NAACP renews fight to remove Jefferson Davis statue from state capitol

FRANKFORT, Ky. (WTVQ)- After Lexington’s Urban County Council unanimously passed a resolution last night to move two confederate statues that currently stand near the historic old courthouse downtown, many groups across the state are pushing to get other confederate statues removed including one in the state capitol rotunda.

In the days since Lexington Mayor Jim Gray announced his plan to relocate the two confederate statues downtown, there’s been a lot of talk about what to do with the Jefferson Davis statue that stands in the capitol building.

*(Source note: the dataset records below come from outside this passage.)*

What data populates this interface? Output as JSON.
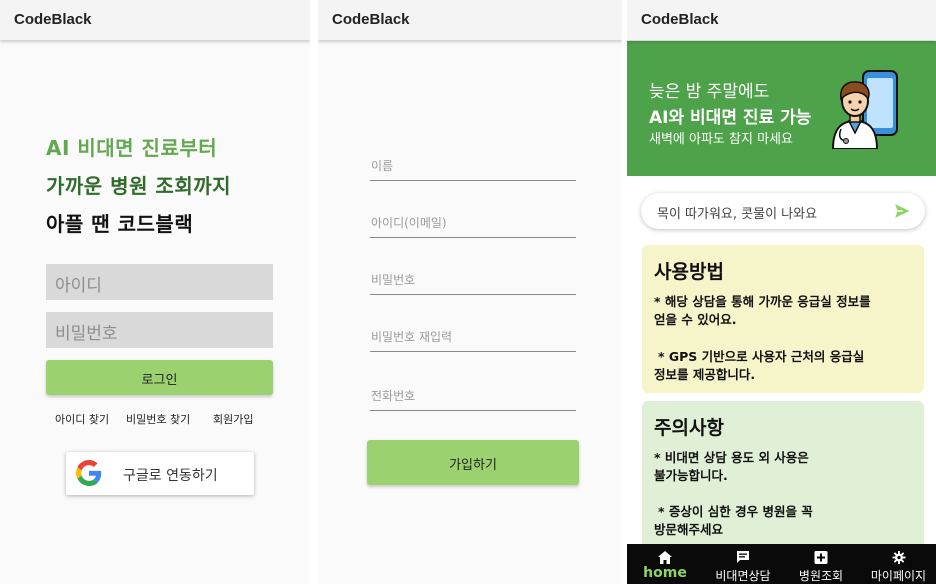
{
  "app_title": "CodeBlack",
  "login": {
    "hero_line1": "AI 비대면 진료부터",
    "hero_line2": "가까운 병원 조회까지",
    "hero_line3": "아플 땐 코드블랙",
    "id_placeholder": "아이디",
    "password_placeholder": "비밀번호",
    "login_button": "로그인",
    "find_id": "아이디 찾기",
    "find_password": "비밀번호 찾기",
    "signup": "회원가입",
    "google_button": "구글로 연동하기",
    "colors": {
      "hero_green": "#62a84e",
      "hero_dark_green": "#2f6b2a",
      "button_green": "#9bd26f"
    }
  },
  "signup_form": {
    "name_placeholder": "이름",
    "email_placeholder": "아이디(이메일)",
    "password_placeholder": "비밀번호",
    "password_confirm_placeholder": "비밀번호 재입력",
    "phone_placeholder": "전화번호",
    "submit_button": "가입하기"
  },
  "home": {
    "banner": {
      "line1": "늦은 밤 주말에도",
      "line2": "AI와 비대면 진료 가능",
      "line3": "새벽에 아파도 참지 마세요",
      "color": "#4ea24a",
      "icon": "doctor-phone-illustration"
    },
    "search_text": "목이 따가워요, 콧물이 나와요",
    "send_icon": "send-icon",
    "usage_card": {
      "title": "사용방법",
      "line1a": "* 해당 상담을 통해 가까운 응급실 정보를",
      "line1b": "얻을 수 있어요.",
      "line2a": "* GPS 기반으로 사용자 근처의 응급실",
      "line2b": "정보를 제공합니다.",
      "color": "#f6f4c9"
    },
    "caution_card": {
      "title": "주의사항",
      "line1a": "* 비대면 상담 용도 외 사용은",
      "line1b": "불가능합니다.",
      "line2a": "* 증상이 심한 경우 병원을 꼭",
      "line2b": "방문해주세요",
      "color": "#dff0d6"
    },
    "nav": [
      {
        "label": "home",
        "icon": "home-icon",
        "active": true
      },
      {
        "label": "비대면상담",
        "icon": "chat-icon",
        "active": false
      },
      {
        "label": "병원조회",
        "icon": "hospital-cross-icon",
        "active": false
      },
      {
        "label": "마이페이지",
        "icon": "gear-icon",
        "active": false
      }
    ]
  }
}
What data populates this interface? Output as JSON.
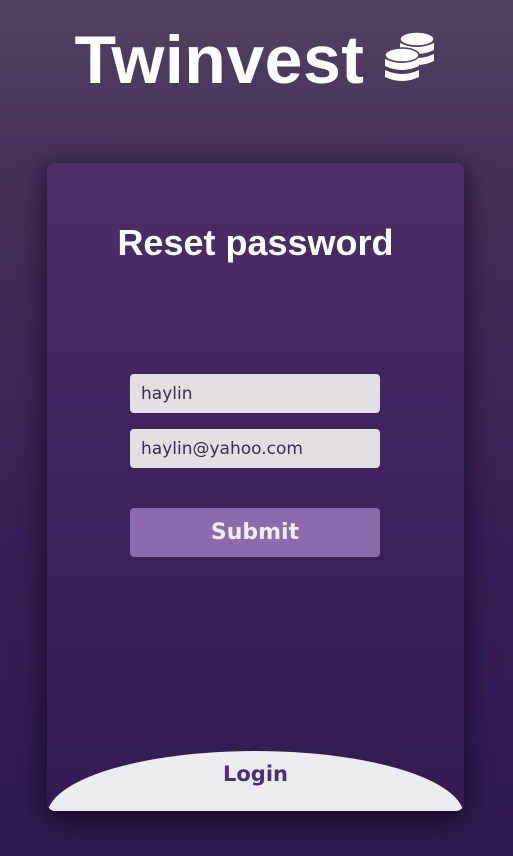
{
  "brand": {
    "name": "Twinvest",
    "icon": "coins-stack-icon",
    "color": "#ffffff"
  },
  "card": {
    "title": "Reset password"
  },
  "form": {
    "username": {
      "value": "haylin"
    },
    "email": {
      "value": "haylin@yahoo.com"
    },
    "submit_label": "Submit"
  },
  "footer": {
    "login_label": "Login"
  },
  "colors": {
    "background_top": "#524262",
    "background_bottom": "#2e1a4f",
    "card": "#3f235e",
    "input_background": "#e3dfe2",
    "submit_background": "#8c6aae",
    "login_area": "#ecebed",
    "login_text": "#4d2f77"
  }
}
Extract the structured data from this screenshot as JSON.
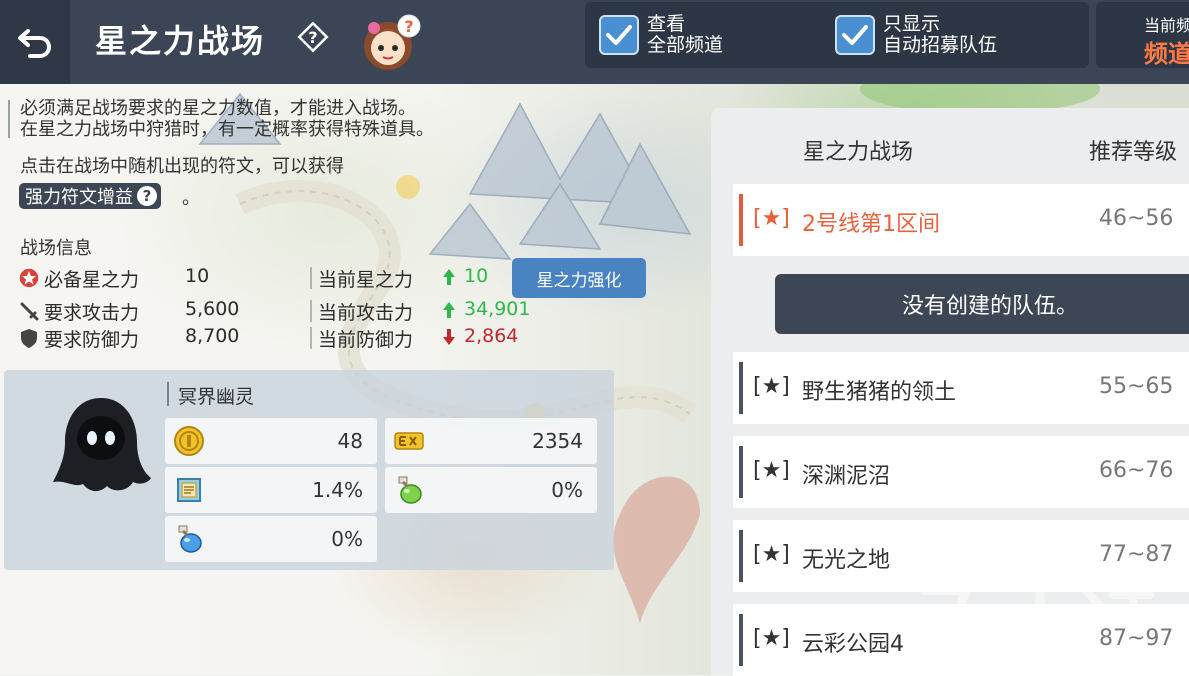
{
  "header": {
    "title": "星之力战场",
    "help_icon": "question-diamond-icon",
    "mascot_icon": "girl-mascot-icon",
    "view_all_channels": {
      "line1": "查看",
      "line2": "全部频道",
      "checked": true
    },
    "auto_recruit_only": {
      "line1": "只显示",
      "line2": "自动招募队伍",
      "checked": true
    },
    "current_channel": {
      "label": "当前频",
      "value": "频道"
    }
  },
  "description": {
    "line1": "必须满足战场要求的星之力数值，才能进入战场。",
    "line2": "在星之力战场中狩猎时，有一定概率获得特殊道具。",
    "line3": "点击在战场中随机出现的符文，可以获得",
    "rune_buff": "强力符文增益",
    "rune_help": "?",
    "period": "。"
  },
  "battle_info": {
    "header": "战场信息",
    "rows": [
      {
        "label": "必备星之力",
        "value": "10",
        "current_label": "当前星之力",
        "current_value": "10",
        "trend": "up"
      },
      {
        "label": "要求攻击力",
        "value": "5,600",
        "current_label": "当前攻击力",
        "current_value": "34,901",
        "trend": "up"
      },
      {
        "label": "要求防御力",
        "value": "8,700",
        "current_label": "当前防御力",
        "current_value": "2,864",
        "trend": "down"
      }
    ],
    "enhance_button": "星之力强化"
  },
  "monster": {
    "name": "冥界幽灵",
    "drops": [
      {
        "icon": "gold-coin-icon",
        "value": "48"
      },
      {
        "icon": "exp-icon",
        "value": "2354"
      },
      {
        "icon": "scroll-icon",
        "value": "1.4%"
      },
      {
        "icon": "green-potion-icon",
        "value": "0%"
      },
      {
        "icon": "blue-potion-icon",
        "value": "0%"
      }
    ]
  },
  "zones": {
    "col_name": "星之力战场",
    "col_level": "推荐等级",
    "no_team": "没有创建的队伍。",
    "list": [
      {
        "star": "[★]",
        "name": "2号线第1区间",
        "level": "46~56",
        "selected": true
      },
      {
        "star": "[★]",
        "name": "野生猪猪的领土",
        "level": "55~65",
        "selected": false
      },
      {
        "star": "[★]",
        "name": "深渊泥沼",
        "level": "66~76",
        "selected": false
      },
      {
        "star": "[★]",
        "name": "无光之地",
        "level": "77~87",
        "selected": false
      },
      {
        "star": "[★]",
        "name": "云彩公园4",
        "level": "87~97",
        "selected": false
      }
    ]
  },
  "colors": {
    "header_bg": "#3b4555",
    "accent_orange": "#e8603c",
    "button_blue": "#4a83c2",
    "up_green": "#2fb84a",
    "down_red": "#c0282c"
  }
}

The statue of Jefferson Davis, former president of the Confederacy, is one of five statues that stand in the rotunda of the state capitol building.

“Jefferson Davis was a traitor and we don’t think that he deserves a place of honor in the Kentucky capitol,” said Raoul Cunningham, president of the Kentucky Chapter of the NAACP.

For more than a decade, the Kentucky Chapter of the NAACP has been fighting to get the statue removed.

“The statue in the rotunda says he was a hero and a patriot. He wasn’t a hero and he definitely wasn’t a patriot,” said Cunningham.

Now in the wake of the violence in Charlottesville and the decision by the city of Lexington to relocate two confederate statues, the organization is renewing their fight to get the statue out.

“It symbolizes Kentucky’s past history as it relates to slavery, as it relates to segregation,” said Cunningham.

But not everyone agrees on that, during an interview with WVHU radio in West Virginia Governor Matt Bevin said he thinks confederate statues should stay where they are.

“I absolutely disagree with this sanitization of history. If we want to learn from history, if we don’t want to repeat the mistakes of our past then we better teach it to our young people,” said Gov. Bevin.

Those with the NAACP say they’re not looking to sanitize history but put it in better context.

“There are only five statues in the capitol rotunda and I think the big question should be, should Jefferson Davis be one of them?” said Cunningham.

Leaders of the Kentucky Chapter of the NAACP say they are planning to host a meeting over the next few weeks to plot their course of action on how to get the statue removed as quickly as possible.